Le chorégraphe d’origine belge cherche à retrouver ce fondement inaltéré en délestant la danse de toute intention de narration, de théâtralisation et de signification. Ceci, afin de libérer les danseurs et les spectateurs du joug de la codification et de la répétition qu’on retrouve inévitablement, aussi minimes soient-elles, à l’intérieur d’une structure chorégraphique – et je dirais même de l’oeuvre entière d’un chorégraphe. Dans le but de provoquer ce hasard asémantique continuellement renouvelé, Baervoets se sert de l’improvisation.

Pour ce projet, il a fait appel à deux experts montréalais en la matière: Andrew Harwood et Lin Snelling. Il s’agit d’un processus de création qui s’est déroulé sous forme intensive, à trois, les yeux fermés. Les séances d’improvisation se sont étalées sur six semaines seulement. Cette recherche d’authenticité "à l’aveuglette" ressemble beaucoup à la technique du Mouvement Authentique, encore très peu connue sur notre territoire, mais pas moins efficace pour autant. Une technique utilisée en création pour trouver, entre autres, une manière de bouger qui soit propre à un interprète.

Mais même si ce procédé nous fait arriver, au bout du compte, à quelque chose qui puisse sembler dénué de toute influence extérieure, il n’en reste pas moins que le caractère d’un individu, aussi profond soit-il, est modelé par ce qui l’entoure. Or, de la même manière que l’objectivité est une fiction, ce rêve d’un retour à l’état pur du mouvement semble parfois relever de l’utopie. Car tout porte à croire que l’évolution de toute chose soit survenue par un croisement de divers éléments qui étaient, au départ, étrangers les uns aux autres.
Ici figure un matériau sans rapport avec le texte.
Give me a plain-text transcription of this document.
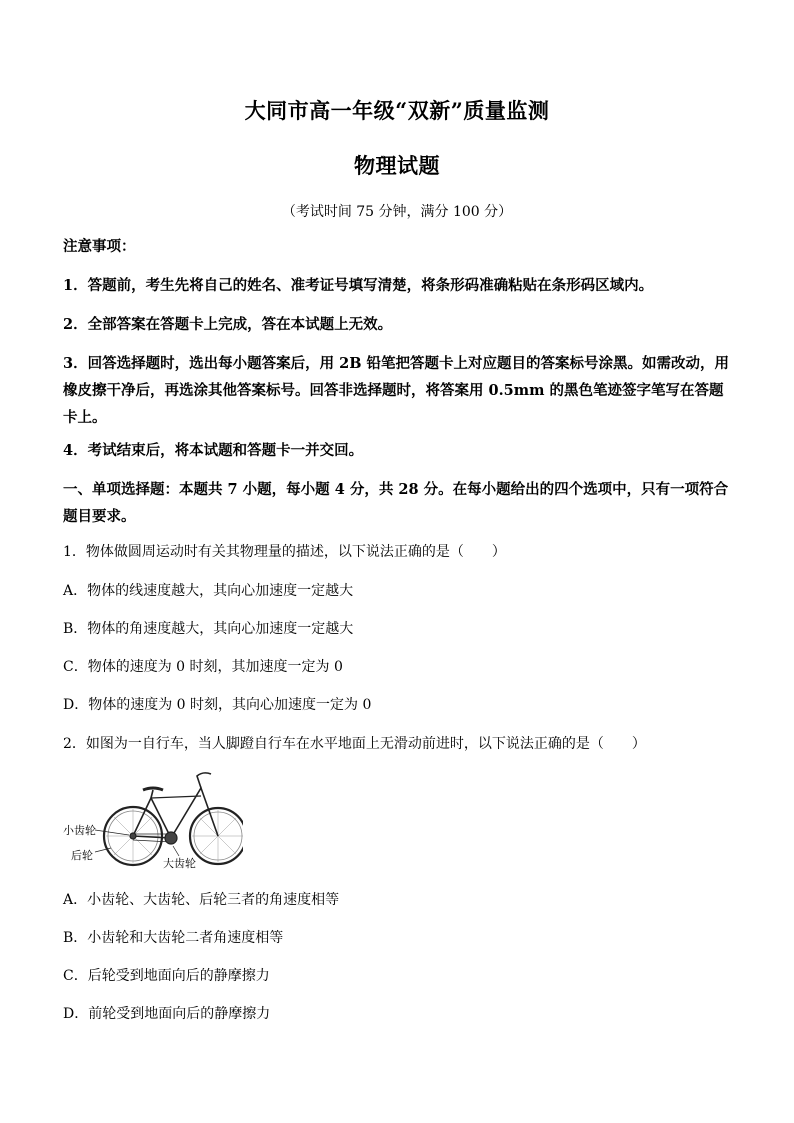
大同市高一年级“双新”质量监测
物理试题
（考试时间 75 分钟，满分 100 分）
注意事项：
1．答题前，考生先将自己的姓名、准考证号填写清楚，将条形码准确粘贴在条形码区域内。
2．全部答案在答题卡上完成，答在本试题上无效。
3．回答选择题时，选出每小题答案后，用 2B 铅笔把答题卡上对应题目的答案标号涂黑。如需改动，用橡皮擦干净后，再选涂其他答案标号。回答非选择题时，将答案用 0.5mm 的黑色笔迹签字笔写在答题卡上。
4．考试结束后，将本试题和答题卡一并交回。
一、单项选择题：本题共 7 小题，每小题 4 分，共 28 分。在每小题给出的四个选项中，只有一项符合题目要求。
1．物体做圆周运动时有关其物理量的描述，以下说法正确的是（　　）
A．物体的线速度越大，其向心加速度一定越大
B．物体的角速度越大，其向心加速度一定越大
C．物体的速度为 0 时刻，其加速度一定为 0
D．物体的速度为 0 时刻，其向心加速度一定为 0
2．如图为一自行车，当人脚蹬自行车在水平地面上无滑动前进时，以下说法正确的是（　　）
小齿轮
后轮
大齿轮
A．小齿轮、大齿轮、后轮三者的角速度相等
B．小齿轮和大齿轮二者角速度相等
C．后轮受到地面向后的静摩擦力
D．前轮受到地面向后的静摩擦力
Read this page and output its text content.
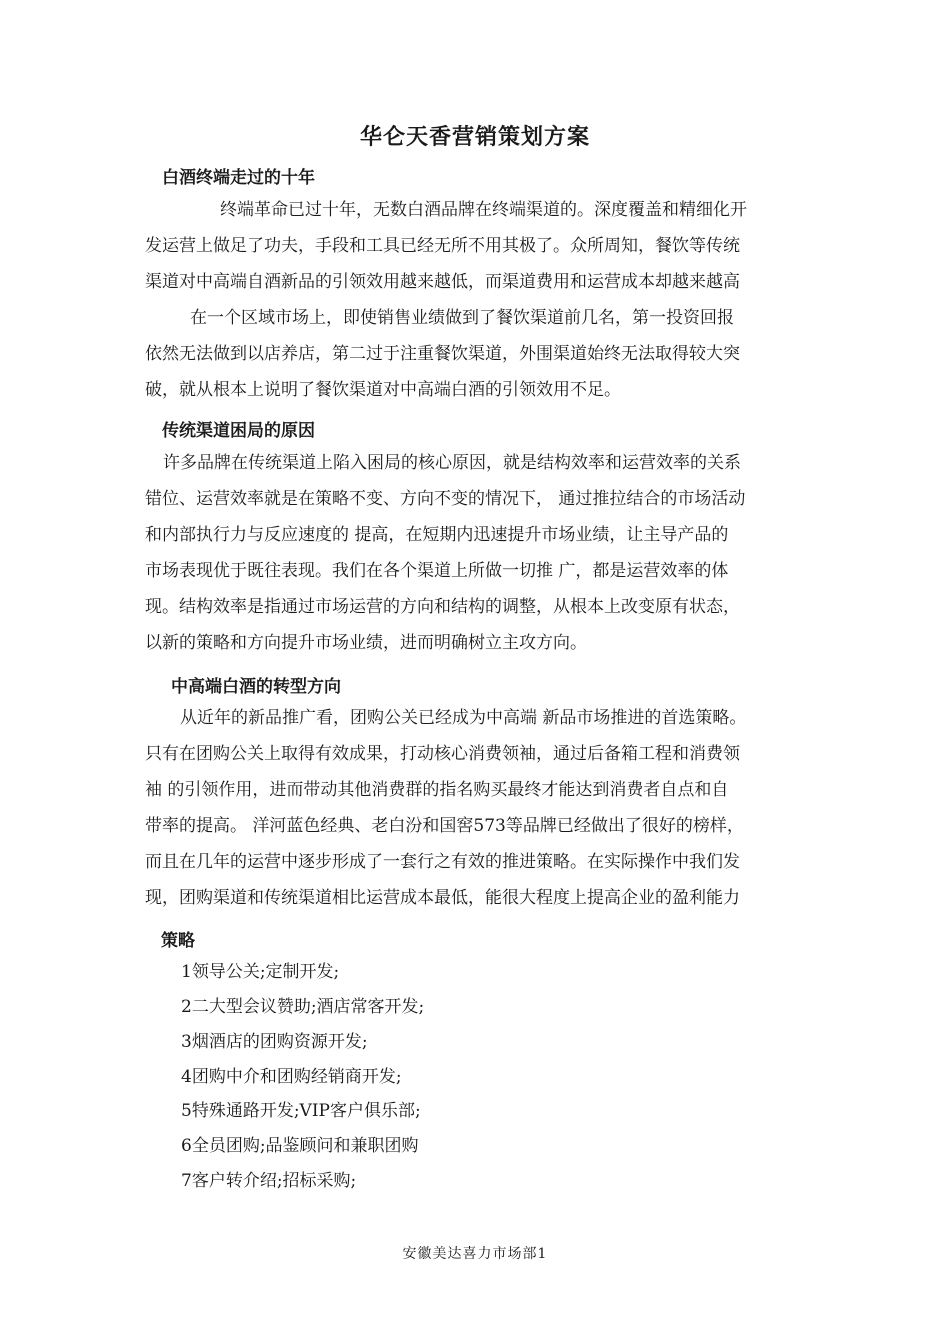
华仑天香营销策划方案
白酒终端走过的十年
终端革命已过十年，无数白酒品牌在终端渠道的。深度覆盖和精细化开
发运营上做足了功夫，手段和工具已经无所不用其极了。众所周知，餐饮等传统
渠道对中高端自酒新品的引领效用越来越低，而渠道费用和运营成本却越来越高
在一个区域市场上，即使销售业绩做到了餐饮渠道前几名，第一投资回报
依然无法做到以店养店，第二过于注重餐饮渠道，外围渠道始终无法取得较大突
破，就从根本上说明了餐饮渠道对中高端白酒的引领效用不足。
传统渠道困局的原因
许多品牌在传统渠道上陷入困局的核心原因，就是结构效率和运营效率的关系
错位、运营效率就是在策略不变、方向不变的情况下， 通过推拉结合的市场活动
和内部执行力与反应速度的 提高，在短期内迅速提升市场业绩，让主导产品的
市场表现优于既往表现。我们在各个渠道上所做一切推 广，都是运营效率的体
现。结构效率是指通过市场运营的方向和结构的调整，从根本上改变原有状态，
以新的策略和方向提升市场业绩，进而明确树立主攻方向。
中高端白酒的转型方向
从近年的新品推广看，团购公关已经成为中高端 新品市场推进的首选策略。
只有在团购公关上取得有效成果，打动核心消费领袖，通过后备箱工程和消费领
袖 的引领作用，进而带动其他消费群的指名购买最终才能达到消费者自点和自
带率的提高。 洋河蓝色经典、老白汾和国窖573等品牌已经做出了很好的榜样，
而且在几年的运营中逐步形成了一套行之有效的推进策略。在实际操作中我们发
现，团购渠道和传统渠道相比运营成本最低，能很大程度上提高企业的盈利能力
策略
1领导公关;定制开发;
2二大型会议赞助;酒店常客开发;
3烟酒店的团购资源开发;
4团购中介和团购经销商开发;
5特殊通路开发;VIP客户俱乐部;
6全员团购;品鉴顾问和兼职团购
7客户转介绍;招标采购;
安徽美达喜力市场部1
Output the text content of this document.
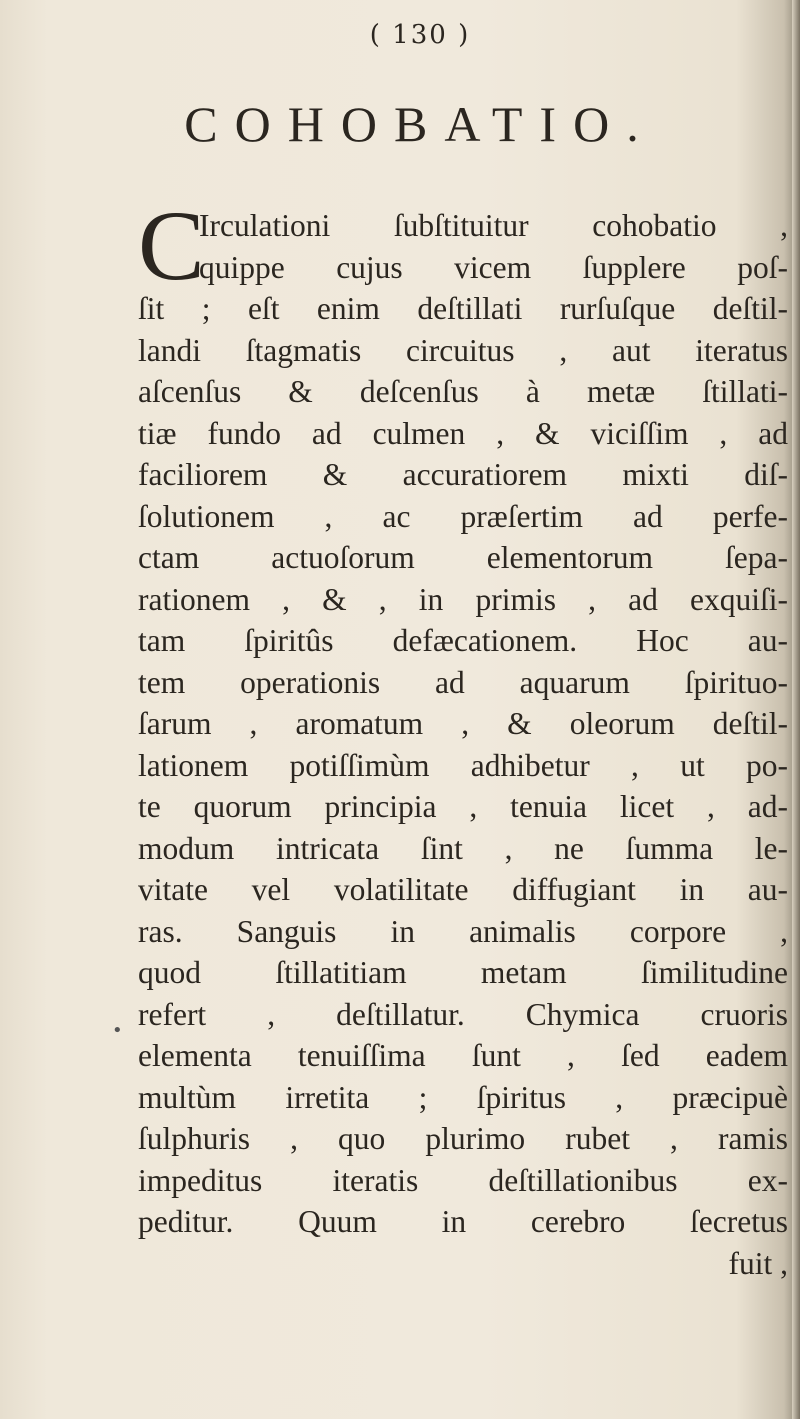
( 130 )
COHOBATIO.
C
•
Irculationi ſubſtituitur cohobatio ,
quippe cujus vicem ſupplere poſ-
ſit ; eſt enim deſtillati rurſuſque deſtil-
landi ſtagmatis circuitus , aut iteratus
aſcenſus & deſcenſus à metæ ſtillati-
tiæ fundo ad culmen , & viciſſim , ad
faciliorem & accuratiorem mixti diſ-
ſolutionem , ac præſertim ad perfe-
ctam actuoſorum elementorum ſepa-
rationem , & , in primis , ad exquiſi-
tam ſpiritûs defæcationem. Hoc au-
tem operationis ad aquarum ſpirituo-
ſarum , aromatum , & oleorum deſtil-
lationem potiſſimùm adhibetur , ut po-
te quorum principia , tenuia licet , ad-
modum intricata ſint , ne ſumma le-
vitate vel volatilitate diffugiant in au-
ras. Sanguis in animalis corpore ,
quod ſtillatitiam metam ſimilitudine
refert , deſtillatur. Chymica cruoris
elementa tenuiſſima ſunt , ſed eadem
multùm irretita ; ſpiritus , præcipuè
ſulphuris , quo plurimo rubet , ramis
impeditus iteratis deſtillationibus ex-
peditur. Quum in cerebro ſecretus
fuit ,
Et que cet effet de "contamination réciproque" soit à la base de la formation de notre subjectivité. Dans cet ordre d’idées, je me pose cette question: pourquoi continue-t-on encore à croire à cet "Éden de la danse"? A-t-il non seulement déjà existé, ou est-ce le fantasme de quelques nostalgiques un peu trop puristes?

Notez que ces interrogations n’enlèvent rien au travail d’Alexander Baervoets, car cette recherche d’une danse sans influence, à l’ère des hyperliens, de la globalisation et de l’uniformité, est une entreprise titanesque qu’il faut encourager, non parce qu’elle est possible, mais parce qu’elle permet de rééquilibrer les tensions… et de se poser toutes ces fichues questions qui font avancer notre réflexion sur la danse et sur la société dans laquelle elle s’inscrit.

Les 29 et 30 avril
Au Studio de l’Agora

À surveiller
Au Studio 303
Afin de poursuivre cette réflexion sur l’art actuel hautement influencé par le multimédia, je vous propose d’aller voir, les 2 et 3 mai, l’événement Mutilation numérique. Au menu: deux créations où la danse sera accompagnée par le théâtre, la musique, la vidéo, la performance et les ordinateurs… Il s’agit de Z mais W – XXX = Water, de Luc Boisclair et de Molotov?, de François Daigle. Il est à noter que pour cet événement, la partie dansée sera assumée par Isabelle Marjorie et Lily Thibodeau. Pour plus d’information, visitez le site www.boikler.com/mutilationnumerique.

À Tangente
Toujours dans le même sens, l’influence de la masse est au rendez-vous, du 24 au 27 avril, avec l’oeuvre En masse, d’Andrew Forster et Suzanne Miller. Cette création se veut une étude de la dynamique de foule à travers laquelle les concepts d’anonymat et de déresponsabilisation prennent souvent une ampleur alarmante. Ce projet multidisciplinaire sera incarné par près d’une centaine d’individus, danseurs et non-danseurs. Pour en savoir davantage, consultez le site www.reluctant.ca/enmasse.